S’agissant du cas particulier de Maître AJAVON, à qui le représentant du gouvernement et les deux autres délégations demandent de dire clairement s’il est membre de l’ANC, en vertu de quelle règle de droit et en quelle qualité peuvent-ils formuler une telle exigence ? Je ne le sais pas. Je m’interroge sur la compréhension qu’ils ont de l’étendue de leur pouvoir, même s’ils sont membres du gouvernement ou membres du parti au pouvoir.
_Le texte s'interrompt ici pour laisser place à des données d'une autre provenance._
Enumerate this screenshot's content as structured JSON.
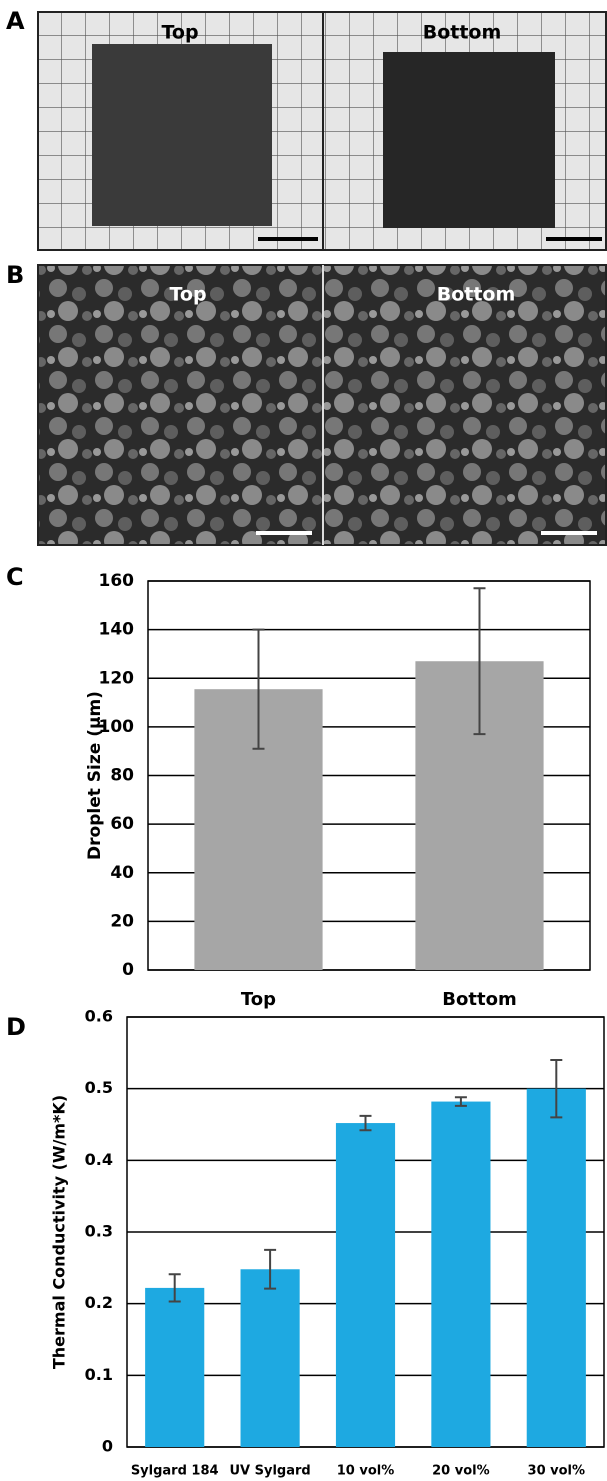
{
  "panels": {
    "a": {
      "label": "A",
      "photos": [
        "Top",
        "Bottom"
      ]
    },
    "b": {
      "label": "B",
      "photos": [
        "Top",
        "Bottom"
      ]
    },
    "c": {
      "label": "C"
    },
    "d": {
      "label": "D"
    }
  },
  "chart_data": [
    {
      "type": "bar",
      "y_label": "Droplet Size (μm)",
      "categories": [
        "Top",
        "Bottom"
      ],
      "values": [
        115.5,
        127
      ],
      "errors": [
        24.5,
        30
      ],
      "color": "#a6a6a6",
      "ylim": [
        0,
        160
      ],
      "yticks": [
        0,
        20,
        40,
        60,
        80,
        100,
        120,
        140,
        160
      ],
      "grid": true
    },
    {
      "type": "bar",
      "y_label": "Thermal Conductivity (W/m*K)",
      "categories": [
        "Sylgard 184",
        "UV Sylgard",
        "10 vol%",
        "20 vol%",
        "30 vol%"
      ],
      "values": [
        0.222,
        0.248,
        0.452,
        0.482,
        0.5
      ],
      "errors": [
        0.019,
        0.027,
        0.01,
        0.006,
        0.04
      ],
      "color": "#1ea9e1",
      "ylim": [
        0,
        0.6
      ],
      "yticks": [
        0,
        0.1,
        0.2,
        0.3,
        0.4,
        0.5,
        0.6
      ],
      "grid": true
    }
  ]
}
Il appartient à l’ANC de reconnaître ses militants, de limiter sa délégation au dialogue à ses membres, de l’étendre s’il le souhaite à ses sympathisants ou de l’ouvrir à tout citoyen togolais.
Il n’y a pas longtemps UNIR présentait parmi ses candidats aux élections législatives, le premier responsable d’un autre parti, sans qu’il y ait liste commune. Pourtant hier au dialogue, le représentant du gouvernement, parlant de ma qualité de responsable du PSR, affirmait haut et fort que personne ne peut appartenir en même temps à deux partis. Je n’ai jamais affirmé appartenir à ADDI. Quand les problèmes sont mal posés, on ne peut aboutir qu’à de mauvaises solutions. UNIR peut tout se permettre sur la terre de nos aïeux, y compris contrôler la qualité de membre d’un autre parti politique. Sur la terre de nos aïeux, l’Eternel se réservera toujours des hommes qui ne fléchiront pas le genou devant Baal parce que le Peuple Togolais s’est placé sous la protection de Dieu.
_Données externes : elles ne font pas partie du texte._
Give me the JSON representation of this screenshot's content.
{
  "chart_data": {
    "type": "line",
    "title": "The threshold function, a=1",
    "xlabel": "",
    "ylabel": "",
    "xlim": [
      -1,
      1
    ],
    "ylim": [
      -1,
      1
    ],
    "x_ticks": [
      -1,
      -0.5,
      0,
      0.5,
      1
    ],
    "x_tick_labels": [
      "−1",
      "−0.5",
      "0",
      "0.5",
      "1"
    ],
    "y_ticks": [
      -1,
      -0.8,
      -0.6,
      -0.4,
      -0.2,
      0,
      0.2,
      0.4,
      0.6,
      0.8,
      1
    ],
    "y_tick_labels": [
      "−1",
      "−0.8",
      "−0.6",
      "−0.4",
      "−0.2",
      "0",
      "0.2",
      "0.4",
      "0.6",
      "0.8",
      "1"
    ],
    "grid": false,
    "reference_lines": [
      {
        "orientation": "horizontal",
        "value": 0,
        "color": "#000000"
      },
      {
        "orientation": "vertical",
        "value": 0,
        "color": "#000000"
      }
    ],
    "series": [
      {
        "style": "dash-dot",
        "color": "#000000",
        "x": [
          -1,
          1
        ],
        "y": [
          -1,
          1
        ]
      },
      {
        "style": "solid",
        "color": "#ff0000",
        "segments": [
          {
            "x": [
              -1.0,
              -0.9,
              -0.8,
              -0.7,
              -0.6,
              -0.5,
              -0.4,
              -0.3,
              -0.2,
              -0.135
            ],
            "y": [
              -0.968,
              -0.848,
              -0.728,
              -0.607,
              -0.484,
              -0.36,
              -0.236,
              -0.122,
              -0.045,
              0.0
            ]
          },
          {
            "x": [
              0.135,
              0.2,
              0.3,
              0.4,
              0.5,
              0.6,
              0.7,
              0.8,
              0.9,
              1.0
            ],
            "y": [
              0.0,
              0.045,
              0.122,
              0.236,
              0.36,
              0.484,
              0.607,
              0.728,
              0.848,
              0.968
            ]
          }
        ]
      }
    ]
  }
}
Il faut par ailleurs ajouter que la légitimité d’une règle de Droit s’apprécie aussi au regard de ses incidences pratiques. Tout bon juriste le sait. La limitation du dialogue aux partis parlementaires serait-elle légitime si elle a pour conséquence d’exclure indûment des citoyens Togolais qui pourraient apporter des contributions réelles ? L’ADDI et l’ANC n’ont jamais demandé que soient augmenté le nombre de leurs participants au dialogue. Ils n’ont fait que constituer leur délégation dans le respect des principes élémentaires du Droit avec leurs compagnons de lutte.
3 – Alors, pourquoi un tel acharnement inutile du gouvernement, de l’UNIR et de l’UFC ? La réponse me paraît évidente après avoir exclu l’hypothèse de l’ignorance. « Nous n’avons pas besoin de dialogue » a affirmé le représentant du gouvernement, publiquement dans la salle de dialogue, menaçant de partir si les personnes concernées ne quittaient pas les lieux. L’acceptation de ce dialogue par le gouvernement n’est qu’une apparence, une hypocrisie, une manière de gagner du temps.
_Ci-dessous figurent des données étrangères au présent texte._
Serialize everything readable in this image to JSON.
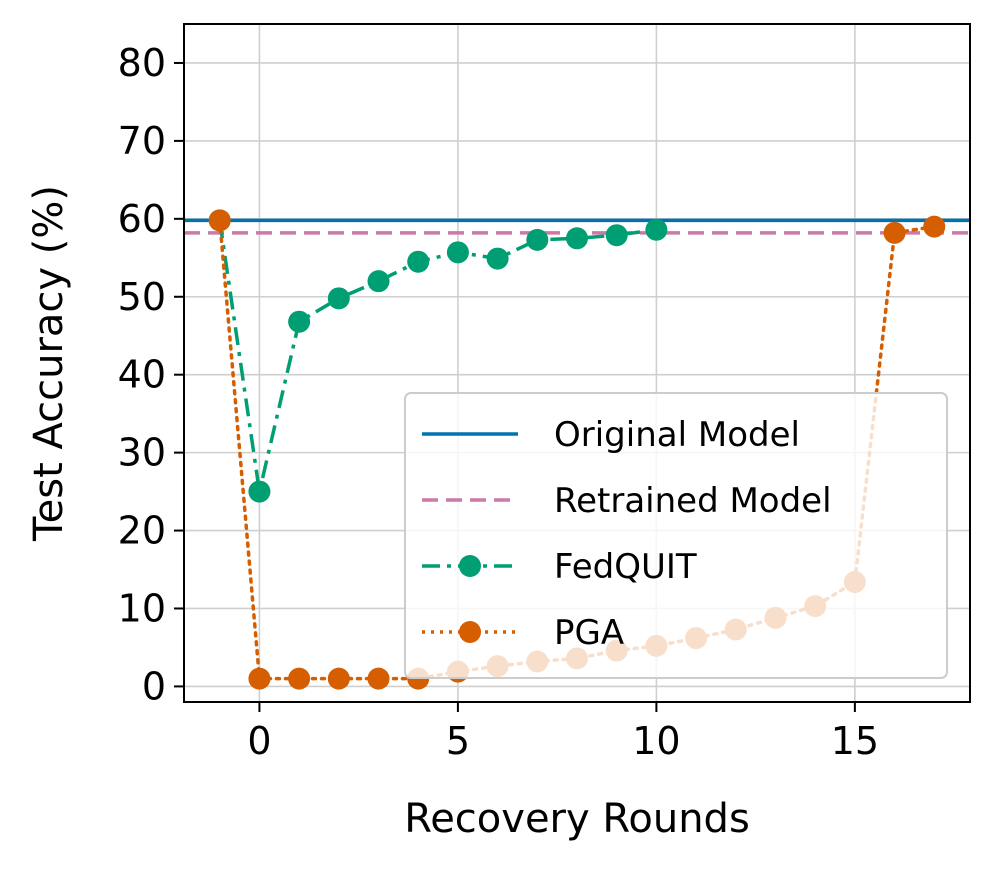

Lorsque, à la suite de ses multiples prises de positions et initiatives, il a été rappelé au représentant du gouvernement qu’il n’avait que la qualité d’observateur, il protesta en soulignant que c’est le gouvernement qui a initié le dialogue. Un gouvernement qui n’a pas besoin de dialogue, en prend l’initiative, se réservant le simple rôle d’observateur, disposant néanmoins de tous les pouvoirs. Cher Togo, d’où te viendra le secours ? Le secours te viendra de l’Eternel qui a fait les cieux et la terre.
Excellence Monsieur le Président de la République, Seriez-vous complice, commanditaire ou simple victime de cette machination ? Le peuple togolais a tant souffert et ne mérite pas ce cynisme. Vous devez instruire vos collaborateurs afin qu’ils reviennent à de meilleurs sentiments. A défaut, le peuple vous imputera directement ces attitudes que rien ne justifie.
Notre problème au Togo résulte du fait que nous sommes dirigés par des super-hommes, trop forts pour comprendre les faibles citoyens que nous sommes.
Je demeure convaincu que le peuple togolais a besoin d’un dialogue franc et sincère même si les contradictions du gouvernement laissent peu de place à l’espoir. Je continuerai ailleurs, modestement mais avec ferme conviction à apporter ma pierre à la construction de mon pays.
Pour terminer, aux abstentionnistes de tous bords, je voudrais dire qu’il y a des situations dans lesquelles ne rien dire équivaut à cautionner le mal. Il y a des silences coupables. Puisse la grâce du Seigneur protéger le Togo.